Entretanto ontem fui botar faladura a uma conferência. O propósito era a apresentação de projectos de mestrado, doutoramento e pós doc. Fui ao meu painel e por pouco não regressava à base, doente como um cão doente, e hoje já não tive coragem para lá voltar. 

Deixo-vos algumas palavras de sabedoria, que Karvela é vossa amiga e deseja-vos o bem.

Para a organização:

1. Não ponham mais gente na mesa que na audiência. É constrangedor. E não chamem as pessoas um a um para a mesa, como se estivessem a anunciar a Miss Universo.

2. Arranjem moderadores que saibam ver as horas e que não deixem os primeiros esticar-se e os últimos terem que falar a correr [e eu já não falo suficientemente depressa, melhéres?]. Ter o relógio em cima da mesa é um tique muito professoral mas só funciona se o utilizarem como medidor de tempo.

3. Finalmente, para uma correcta imposição de autoridade aos mais seniores, cuja verve ultrapassa os pobres juniores, por favor encontrem alguém com coluna vertebral. 

Para os companheiros palestrantes:

1. Esta é especialmente dirigida aos companheiros brasileiros. Ontem estavam duas meninas brasileiras na minha mesa. E eu tenho sempre tendência [e noto que as audiências também] para ouvir os brasileiros com mais atenção. Aquilo soa melhor que em português fanhoso [o meu português é um género fanhoso-veloz-com-sotaque-hermético-da-margem-sul-com-afinidades-alentejanas]. Mas, pessoas, ninguém compreende de quem é que estão a falar quando dizem nomes de autores anglófonos. É humana e linguisticamente impossível. 

2. O PowerPoint é nosso amigo. Mas mesmo nosso amigo. Se querem escrever muito escrevam muito, se querem escrever pouco escrevam pouco. Mas, digo-vos agora e já que é para depois não se queixarem quando eu me levantar e vos for dar uma belinha em plena conferência da próxima vez: não façam apresentações animadas. O discurso nunca se compadece com o tempo da apresentação e o tempo que demoraram a fazer fernicoques para mostrar que dominam as ferramentas do Office é altamente superior àquele que demoram a carregar no enter ou na setinha. E não ponham bonecos que ilustram nada, é foleiro e infantil.

3. O chamado quote dropping. Eu tenho lá como saber se o Xiribi da Esquina disse que "Os povos juntam-se para agregar a felicidade"? Quando começam a citar autores entro em transe, ouço um zumbido nos ouvidos e em tendo levado mala onde caiba a AK sou menina para atirar a matar. 
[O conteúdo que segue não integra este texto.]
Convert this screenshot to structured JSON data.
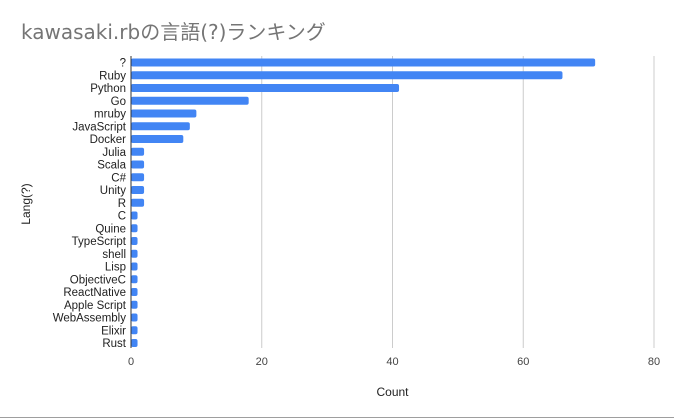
{
  "chart_data": {
    "type": "bar",
    "orientation": "horizontal",
    "title": "kawasaki.rbの言語(?)ランキング",
    "xlabel": "Count",
    "ylabel": "Lang(?)",
    "xlim": [
      0,
      80
    ],
    "xticks": [
      0,
      20,
      40,
      60,
      80
    ],
    "grid": true,
    "legend": "none",
    "bar_color": "#4285f4",
    "categories": [
      "?",
      "Ruby",
      "Python",
      "Go",
      "mruby",
      "JavaScript",
      "Docker",
      "Julia",
      "Scala",
      "C#",
      "Unity",
      "R",
      "C",
      "Quine",
      "TypeScript",
      "shell",
      "Lisp",
      "ObjectiveC",
      "ReactNative",
      "Apple Script",
      "WebAssembly",
      "Elixir",
      "Rust"
    ],
    "values": [
      71,
      66,
      41,
      18,
      10,
      9,
      8,
      2,
      2,
      2,
      2,
      2,
      1,
      1,
      1,
      1,
      1,
      1,
      1,
      1,
      1,
      1,
      1
    ]
  }
}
4. Não há quote dropping que não venha acompanhado de name dropping. Se não for pertinente, não digam Giddens ou Beck ou Therborn. Nas aulas já é suficientemente irritante ter que levar com aquelas fofuras de colegas que dizem "Mas isso não é necessariamente o que é defendido por Margaret Archer" e depois olham para os lados a ver se o seu brilhantismo está a ser reconhecido. O que está a ser reconhecido é o profundo enfado que me despertam. E não façam name dropping obscuro. Eu sei lá quem caralho são os vossos autores base! Se eu disser Qvortrup, Prout e James vocês ficam a saber mais, menos ou o mesmo que antes? O pedantismo é tão feio que devia ser coimado.


Ouçam-me que eu não duro sempre. 

Karvela (adoro posts que me fazem arregaçar as mangas quando escrevo!)